THE management of the Georgetown Public Hospital Corporation is responding to the statements made in the Freddie Kissoon’s Column published in yesterday’s edition of the Kaieteur newspaper and captioned, ‘Is the Georgetown Hospital a failure?’ In response to this article, management wishes to make the following statements.
The hospital has never boasted of perfection, but all will admit that the system is functional and comparable to many of its Caricom sister countries and internationally. The Georgetown Public Hospital Corporation is the country’s ONLY National Referral and Teaching hospital and the only public hospital in the city of Georgetown. It therefore stands to reason that many people will flock the hospital for both emergency and non urgent health matters, thus resulting in a predominantly crowded Emergency Room and clinics. This is despite the fact there are numerous health centres/clinics in and around the city, in addition to the Medical Outpatient Department, which is housed in the hospital’s compound.
Consequently, it is not feasible or practical to see patients as they present themselves at the A&E or on a ‘first come, first served’ basis. This is a point that the hospital has stressed over the years. Resultantly, patients will have to wait, some obviously longer than others, dependent on the severity/seriousness of their illnesses.
The triage system which is in operation at the A&E determines the order in which the patient is seen. It is noteworthy that the average waiting time at the A&E at GPHC is under one (1) hour (there are stats available to substantiate this fact) and these include patients with life threatening illnesses, who are seen within 5 mins of their arrival, to those patients who wait for six (6) hours or more for minor, non-urgent illnesses, when other emergency cases come in during the said period.
With reference to those non-responsive patients, from experience it has been revealed that those are the patients who would have left the department for whatever reason after they would have been triaged or registered; these patients are usually called on multiple occasions.
The items about which the author wrote are all prescription items and are therefore not stored at any location but at the Pharmacy, where by definition, all prescriptions are dispensed.

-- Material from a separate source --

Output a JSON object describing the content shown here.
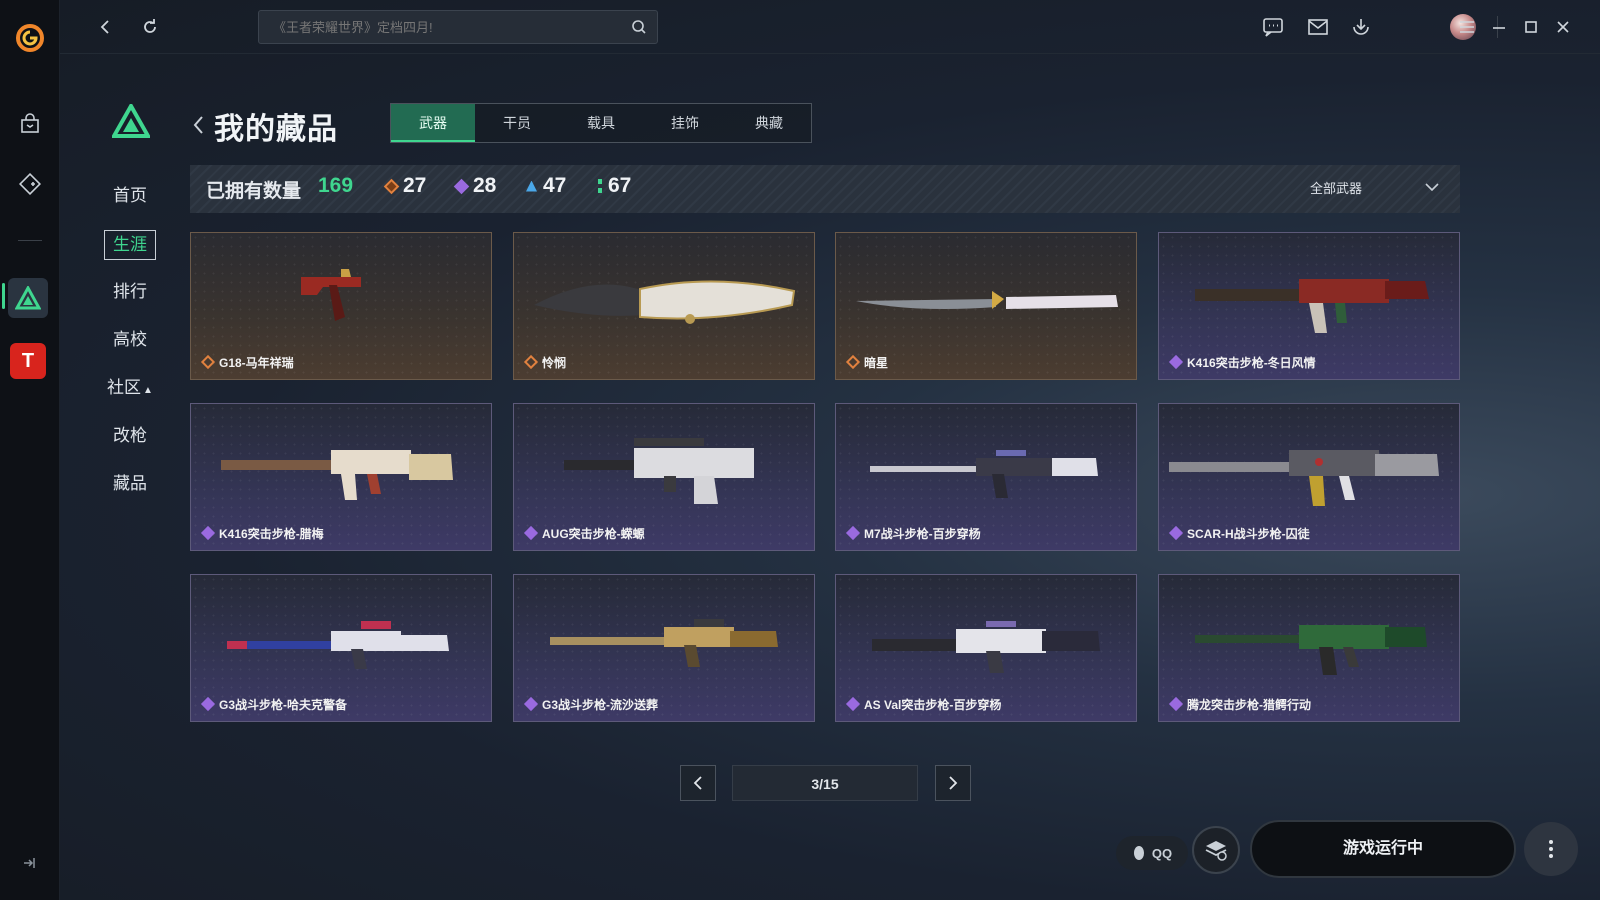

The average waiting time at the Pharmacy generally varies because the process includes counting, packing and labelling envelopes and counselling patients before the medication is actually given to them. However, the hospital is currently in the process of constructing a Satellite Pharmacy at the Medical Outpatient Department, which will cater to those patients and hence reduce the number of patients who are served at the main Pharmacy.
Thus far for the year 2011, the hospital has admitted 13,626 patients, 34,072 patients have been seen at the A&E and there have been a total of 2067 referrals from the regional and private hospitals combined, as at the end of May. Additionally, there have been a total of 92,602 visits to the clinics including: the Medical, Surgical, Paediatric, Ear, Nose and Throat, Eye, Skin, Psychiatric, inter alia. Added to those numbers, there have been close to ½ of a million Laboratory tests performed, 32,318 X-Rays done and 315,524 prescriptions dispensed.
These stats speak to the volume of work diligently undertaken by the staff of the Georgetown Public Hospital Corporation. It is by no means management’s intention to complain, but to simply show that these tasks are performed manually and as such, patients must exercise patience.
With the foregoing facts stated, management too asks the general public, is GPHC a failure? We categorically state not!